Tradução de autor desconhecido do séc. XIX



Havia muito que minha prima me pedia que fosse vê-la. Afinal, aceitei, mas com algum pesar. Tratava-se de ir passar algumas semanas com a Sra. Le Tellier numa propriedade que ela possuía nos confins da Normandia, e onde eu nunca unha ido.

Senti uma espécie de tristeza em deixar o meio tranquilo em que, vai em vinte anos, gozo de um viver tão doce. Uma mulher que não se casou, que não tem os laços da fama, depressa envelhece na solidão. Foi o que eu percebi quando tive que me pôr a caminho, e confesso que sempre me arrependi da viagem a que devo a única aventura romanesca da minha vida.

Parti com um tempo medonho: chuva toda a manhã.
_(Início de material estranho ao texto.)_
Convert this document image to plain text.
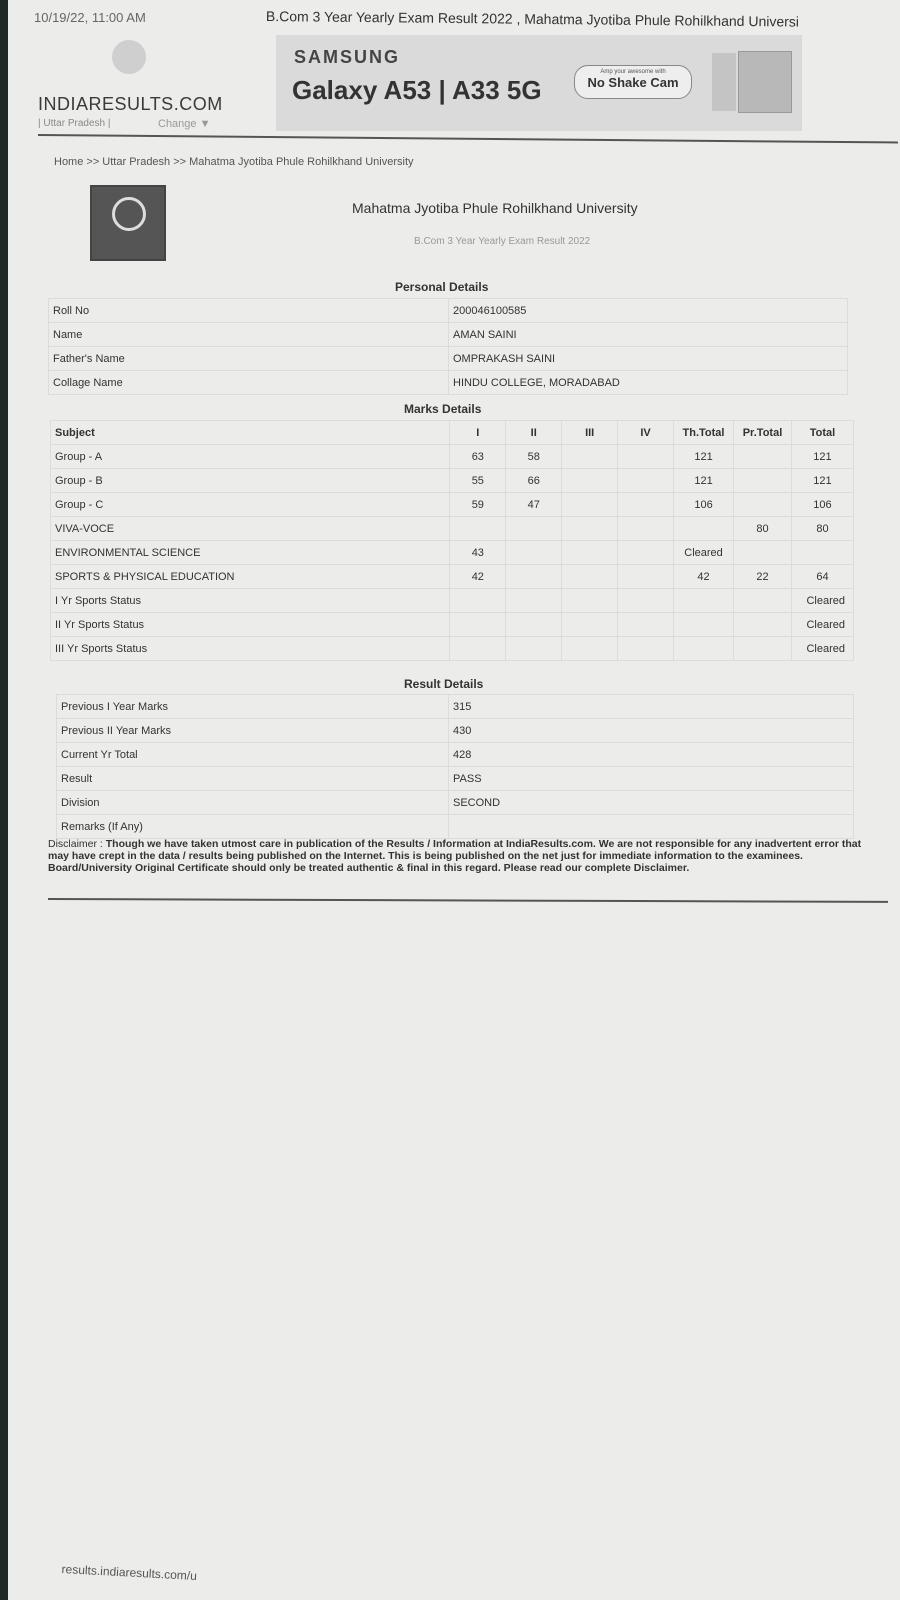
10/19/22, 11:00 AM	B.Com 3 Year Yearly Exam Result 2022 , Mahatma Jyotiba Phule Rohilkhand Universi
INDIARESULTS.COM
| Uttar Pradesh |	Change ▼
SAMSUNG
Galaxy A53 | A33 5G
Amp your awesome with
No Shake Cam
Home >> Uttar Pradesh >> Mahatma Jyotiba Phule Rohilkhand University
Mahatma Jyotiba Phule Rohilkhand University
B.Com 3 Year Yearly Exam Result 2022
Personal Details
Roll No	200046100585
Name	AMAN SAINI
Father's Name	OMPRAKASH SAINI
Collage Name	HINDU COLLEGE, MORADABAD
Marks Details
Subject	I	II	III	IV	Th.Total	Pr.Total	Total
Group - A	63	58			121		121
Group - B	55	66			121		121
Group - C	59	47			106		106
VIVA-VOCE						80	80
ENVIRONMENTAL SCIENCE	43				Cleared		
SPORTS & PHYSICAL EDUCATION	42				42	22	64
I Yr Sports Status							Cleared
II Yr Sports Status							Cleared
III Yr Sports Status							Cleared
Result Details
Previous I Year Marks	315
Previous II Year Marks	430
Current Yr Total	428
Result	PASS
Division	SECOND
Remarks (If Any)	
Disclaimer : Though we have taken utmost care in publication of the Results / Information at IndiaResults.com. We are not responsible for any inadvertent error that may have crept in the data / results being published on the Internet. This is being published on the net just for immediate information to the examinees. Board/University Original Certificate should only be treated authentic & final in this regard. Please read our complete Disclaimer.
results.indiaresults.com/u
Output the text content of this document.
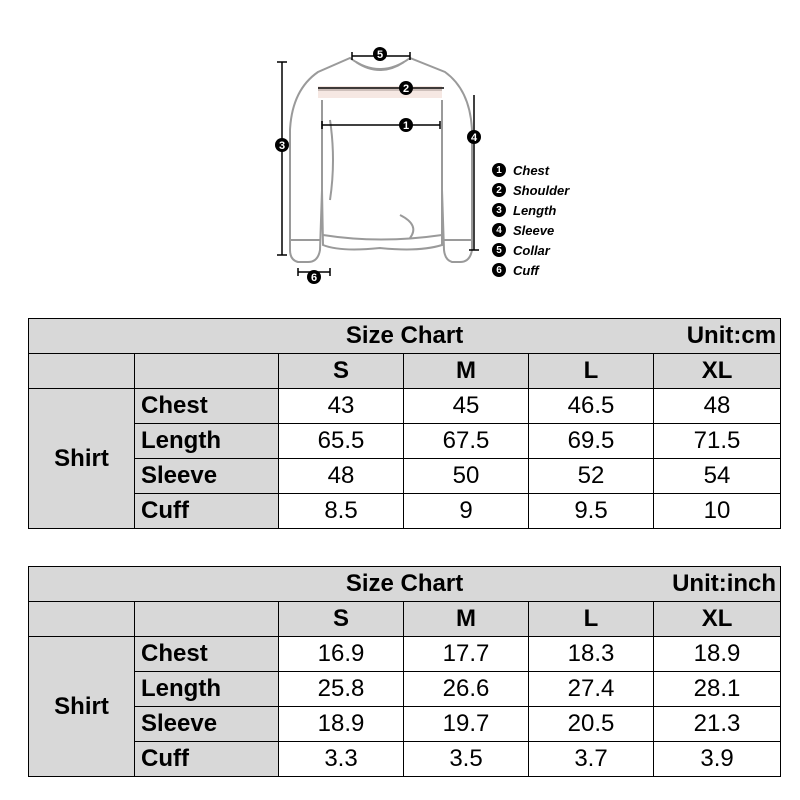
5
2
1
3
4
6
1 Chest
2 Shoulder
3 Length
4 Sleeve
5 Collar
6 Cuff
Size Chart Unit:cm					

		S	M	L	XL
Shirt	Chest	43	45	46.5	48
	Length	65.5	67.5	69.5	71.5
	Sleeve	48	50	52	54
	Cuff	8.5	9	9.5	10
Size Chart Unit:inch					

		S	M	L	XL
Shirt	Chest	16.9	17.7	18.3	18.9
	Length	25.8	26.6	27.4	28.1
	Sleeve	18.9	19.7	20.5	21.3
	Cuff	3.3	3.5	3.7	3.9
Ainda chovia quando chegamos, já tarde, à estação de…, onde me esperava a carruagem da Sra. Le Tellier. A estrada que conduzia à propriedade de minha prima atravessava vastas planícies de aspecto sombrio e triste. A chuva tinha parado, mas os últimos raios do pálido e tépido sol de outono espreguiçaram-se nas grandes poças d’água em que um enxame de andorinhas resvalava no seu voo rápido e vertiginoso. O cavalo ia a passo, tal era o o mau estado do caminho. O cocheiro assobiava uma ária monótona, e eu, olhando ao redor, com tristeza, já sentia saudades do meu quarto, e dos meus livros, e da minha vida tão pacífica e doce. Achava naquela campina não sei que aparência desoladora e tristonha.
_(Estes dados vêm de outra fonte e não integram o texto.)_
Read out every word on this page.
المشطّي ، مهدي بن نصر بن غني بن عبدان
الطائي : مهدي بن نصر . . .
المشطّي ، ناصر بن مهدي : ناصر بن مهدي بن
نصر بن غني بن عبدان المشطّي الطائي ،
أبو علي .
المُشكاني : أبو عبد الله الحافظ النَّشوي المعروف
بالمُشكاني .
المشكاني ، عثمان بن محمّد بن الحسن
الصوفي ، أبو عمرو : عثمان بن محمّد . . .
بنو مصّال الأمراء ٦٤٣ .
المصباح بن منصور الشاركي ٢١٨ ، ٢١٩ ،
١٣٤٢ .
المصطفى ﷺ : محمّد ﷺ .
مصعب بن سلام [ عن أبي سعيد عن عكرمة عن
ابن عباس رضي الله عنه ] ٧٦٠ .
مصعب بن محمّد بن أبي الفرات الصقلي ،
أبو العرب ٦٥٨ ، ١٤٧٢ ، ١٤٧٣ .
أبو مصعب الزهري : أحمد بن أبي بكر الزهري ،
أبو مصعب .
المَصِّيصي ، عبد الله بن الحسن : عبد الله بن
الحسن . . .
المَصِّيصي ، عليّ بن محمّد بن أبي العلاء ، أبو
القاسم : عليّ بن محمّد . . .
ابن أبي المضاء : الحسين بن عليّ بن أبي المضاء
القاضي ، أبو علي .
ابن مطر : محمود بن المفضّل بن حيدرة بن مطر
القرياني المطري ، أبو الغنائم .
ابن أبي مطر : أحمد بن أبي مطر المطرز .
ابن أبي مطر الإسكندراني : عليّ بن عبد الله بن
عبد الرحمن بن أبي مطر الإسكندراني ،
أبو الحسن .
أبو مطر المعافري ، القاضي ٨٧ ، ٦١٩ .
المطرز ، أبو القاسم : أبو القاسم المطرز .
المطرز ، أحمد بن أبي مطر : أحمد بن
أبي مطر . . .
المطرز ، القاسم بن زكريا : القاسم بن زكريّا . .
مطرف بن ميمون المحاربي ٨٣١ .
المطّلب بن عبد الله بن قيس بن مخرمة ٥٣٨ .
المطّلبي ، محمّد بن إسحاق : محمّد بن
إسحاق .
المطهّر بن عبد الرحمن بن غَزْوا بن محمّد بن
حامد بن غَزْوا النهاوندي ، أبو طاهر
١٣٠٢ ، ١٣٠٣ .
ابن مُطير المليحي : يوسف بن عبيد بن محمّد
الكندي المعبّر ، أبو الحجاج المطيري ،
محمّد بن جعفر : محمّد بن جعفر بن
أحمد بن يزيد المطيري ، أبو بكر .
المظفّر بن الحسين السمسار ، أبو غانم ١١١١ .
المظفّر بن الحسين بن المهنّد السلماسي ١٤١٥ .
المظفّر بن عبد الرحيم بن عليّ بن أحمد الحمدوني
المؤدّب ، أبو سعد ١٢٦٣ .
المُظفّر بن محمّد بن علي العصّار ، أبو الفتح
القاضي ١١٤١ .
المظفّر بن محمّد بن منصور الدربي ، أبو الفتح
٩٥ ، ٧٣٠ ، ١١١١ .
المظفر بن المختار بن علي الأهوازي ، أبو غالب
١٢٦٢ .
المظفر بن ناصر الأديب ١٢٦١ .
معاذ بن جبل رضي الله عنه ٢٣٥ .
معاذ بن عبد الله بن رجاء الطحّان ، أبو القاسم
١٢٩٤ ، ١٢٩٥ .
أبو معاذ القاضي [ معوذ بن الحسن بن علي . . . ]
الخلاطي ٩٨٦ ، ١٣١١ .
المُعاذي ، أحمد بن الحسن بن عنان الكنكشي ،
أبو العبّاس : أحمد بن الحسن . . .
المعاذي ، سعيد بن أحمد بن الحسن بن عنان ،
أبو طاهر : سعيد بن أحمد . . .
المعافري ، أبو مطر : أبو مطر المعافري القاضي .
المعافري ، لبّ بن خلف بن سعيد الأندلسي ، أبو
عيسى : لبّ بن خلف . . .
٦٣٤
O Sol ocultava-se no ocaso e os primeiros planos na paisagem entravam na sombra. O crepúsculo, avançando pela planície, parecia fazer recuar a luz até ao limite do horizonte. Bem depressa, houve apenas de iluminado o fundo do quadro. Nesse espaço embaciado e pardacento, vi passar um bando de camponeses que voltavam lentamente do mercado. A água verde e parada dum grande charco espelhava aquelas pacíficas figuras e algumas nuvens que deslisavam no céu chuvoso da tarde. Era outono em toda a sua tristeza.

Chegamos enfim à casa de minha prima. Era uma habitação à antiga, bastante vasta, mas sombria. Apertou-se-me o coração ao aspecto das grandes salas e das janelas estreitas que vi logo ao entrar. Pareceu-me que ali qualquer podia, sem dificuldade, aborrecer-se a fartar. Mas não tive tempo de me demorar nesse pensamento aflitivo: ouvi passos e a voz da minha parente que acorria para me abraçar.
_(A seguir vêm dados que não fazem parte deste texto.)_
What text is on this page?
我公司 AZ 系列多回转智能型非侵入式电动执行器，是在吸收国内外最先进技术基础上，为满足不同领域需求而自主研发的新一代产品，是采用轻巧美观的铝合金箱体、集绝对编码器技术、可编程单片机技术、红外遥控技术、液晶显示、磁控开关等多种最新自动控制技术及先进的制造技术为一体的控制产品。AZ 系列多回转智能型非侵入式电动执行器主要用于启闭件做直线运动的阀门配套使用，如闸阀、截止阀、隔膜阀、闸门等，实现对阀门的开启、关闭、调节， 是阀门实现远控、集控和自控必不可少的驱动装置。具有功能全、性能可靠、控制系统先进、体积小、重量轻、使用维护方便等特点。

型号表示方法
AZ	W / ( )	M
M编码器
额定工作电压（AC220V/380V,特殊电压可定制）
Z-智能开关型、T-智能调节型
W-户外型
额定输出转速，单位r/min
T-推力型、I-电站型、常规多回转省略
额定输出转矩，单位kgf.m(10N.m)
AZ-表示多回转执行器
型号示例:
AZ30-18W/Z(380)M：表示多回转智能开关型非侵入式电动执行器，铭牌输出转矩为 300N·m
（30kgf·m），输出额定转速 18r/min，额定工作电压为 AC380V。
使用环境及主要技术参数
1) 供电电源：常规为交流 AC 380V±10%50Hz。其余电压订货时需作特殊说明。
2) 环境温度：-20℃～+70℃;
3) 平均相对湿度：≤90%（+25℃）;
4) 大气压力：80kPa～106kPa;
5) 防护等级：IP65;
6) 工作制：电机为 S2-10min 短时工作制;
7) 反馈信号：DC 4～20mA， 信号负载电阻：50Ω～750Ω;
Aquela boa Sra. Le Tellier era, na verdade, a melhor alma do mundo. Acolheu-me com uma alegria verdadeira, na qual, entretanto, julguei entrever certa tristeza. A sua fortuna era próspera, a sua saúde excelente; adivinhei que Maria Blanchet, jovem sobrinha órfã, de cuja educação se encarregara e por quem tinha grande afeição, devia dar-lhe algum cuidado. Ao passo que me instalava no meu quarto — que triste quarto, meu Deus, apesar de ser o melhor da casa! — perguntei por ela.

Foi ver uma amiga doente, uma pobre menina que está a morrer duma doença de coração. Não pode tardar.

Como vai ela?

Perfeitamente — respondeu a Sra Le Tellier. Mas ficou sombria, como se me tivesse dado alguma notícia má.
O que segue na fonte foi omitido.